MLB’s DJI-delivered drone shots were scheduled to be featured in a pair of games between UC Berkeley and the University of Houston, and Texas Christian University vs. San Diego State at Salt River Fields – the shared spring training home of the Arizona Diamondbacks and Colorado Rockies.
The DJI Inspire II was supplied with a Zenmuse X7 gimbal by Las Vegas-based drone company JibTek. The craft was operated by a single pilot supported by an observer, and preparations to add aerial cover began a full six weeks before the tournament. In addition to taking photos of the park’s interior and outdoor areas during play breaks, the drone had been tested for safe deployment around the yard without creating hazards for people below.
Until now, most drone use in baseball coverage has involved relatively high, distant shots of large areas, much like last year’s Field of Dreams game – essentially pastoral imagery during breaks . But MLB says its rollout of the DJI Inspire II was aimed at bringing the drones closer to the real action, players and baseball fans can never get enough of.
“Our plan is to do more than just take beauty shots,” said Chris Pfeiffer, senior coordinating producer, live events, MLB Network. Sports Video Group News the day before the tournament. “It will be part of the plan, but the main reason we’re here is to use (the drone) to help cover a baseball game. If there’s a home run, this drone leaves its roost and follow the batter around the bases. It’ll be in the field during the action. We’ll have some really cool pics while he’s out there… I’m not sure you’ve seen anything like this in a game baseball. We’re really excited for that.
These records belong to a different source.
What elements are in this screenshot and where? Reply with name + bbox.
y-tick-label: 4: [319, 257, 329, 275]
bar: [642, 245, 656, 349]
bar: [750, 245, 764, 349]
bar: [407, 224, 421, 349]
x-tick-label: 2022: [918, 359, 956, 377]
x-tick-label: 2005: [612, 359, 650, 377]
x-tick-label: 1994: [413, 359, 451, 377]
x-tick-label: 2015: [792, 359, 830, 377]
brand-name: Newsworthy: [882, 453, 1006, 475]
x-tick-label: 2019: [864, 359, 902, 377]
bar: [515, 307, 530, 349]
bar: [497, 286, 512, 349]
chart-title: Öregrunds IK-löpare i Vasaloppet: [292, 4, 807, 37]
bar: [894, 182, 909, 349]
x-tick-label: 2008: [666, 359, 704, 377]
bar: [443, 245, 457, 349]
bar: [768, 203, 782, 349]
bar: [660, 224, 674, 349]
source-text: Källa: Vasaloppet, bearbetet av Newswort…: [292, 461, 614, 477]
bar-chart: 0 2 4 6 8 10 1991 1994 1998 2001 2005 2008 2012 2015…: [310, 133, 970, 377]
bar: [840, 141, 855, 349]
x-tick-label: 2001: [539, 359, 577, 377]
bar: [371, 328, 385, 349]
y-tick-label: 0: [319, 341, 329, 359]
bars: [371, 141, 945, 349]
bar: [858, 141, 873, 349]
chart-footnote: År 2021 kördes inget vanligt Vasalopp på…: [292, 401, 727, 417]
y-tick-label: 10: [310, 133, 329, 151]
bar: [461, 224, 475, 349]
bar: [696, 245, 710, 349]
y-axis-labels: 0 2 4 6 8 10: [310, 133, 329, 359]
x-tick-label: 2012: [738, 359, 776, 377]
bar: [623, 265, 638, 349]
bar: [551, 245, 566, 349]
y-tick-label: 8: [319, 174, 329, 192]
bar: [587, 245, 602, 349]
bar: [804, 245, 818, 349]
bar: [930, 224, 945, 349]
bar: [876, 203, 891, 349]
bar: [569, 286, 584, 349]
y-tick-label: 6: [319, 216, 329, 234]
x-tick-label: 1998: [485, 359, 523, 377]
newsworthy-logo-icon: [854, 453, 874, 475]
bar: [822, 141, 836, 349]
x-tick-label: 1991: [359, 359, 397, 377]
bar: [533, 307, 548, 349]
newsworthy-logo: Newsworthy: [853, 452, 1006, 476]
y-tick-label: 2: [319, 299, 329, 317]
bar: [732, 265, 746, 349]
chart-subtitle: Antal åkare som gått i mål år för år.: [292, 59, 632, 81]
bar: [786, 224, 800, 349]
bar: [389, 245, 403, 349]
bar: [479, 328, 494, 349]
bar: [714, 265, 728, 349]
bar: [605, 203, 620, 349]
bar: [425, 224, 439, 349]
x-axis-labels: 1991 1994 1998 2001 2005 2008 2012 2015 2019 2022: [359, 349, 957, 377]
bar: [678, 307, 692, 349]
For now, only MLB.tv subscribers who have tuned in can say how DJI drones fared in baseball’s first drone flight over the game (although their ability to capture stunning footage during workouts has already been proven by Jay Christensen’s jaw-dropping Jaybyrdfilms driving).
What is known, however, is that when Baseball Inc. opened up the skies above Salt River Fields to drones, it closed the clubhouses to its teams for at least a week. On the same day DJI and its drone covered the sport several feet above the diamond, MLB announced it had pushed back the start of spring training by a week — at least — as its dispute work and the locking of players continued endlessly. view.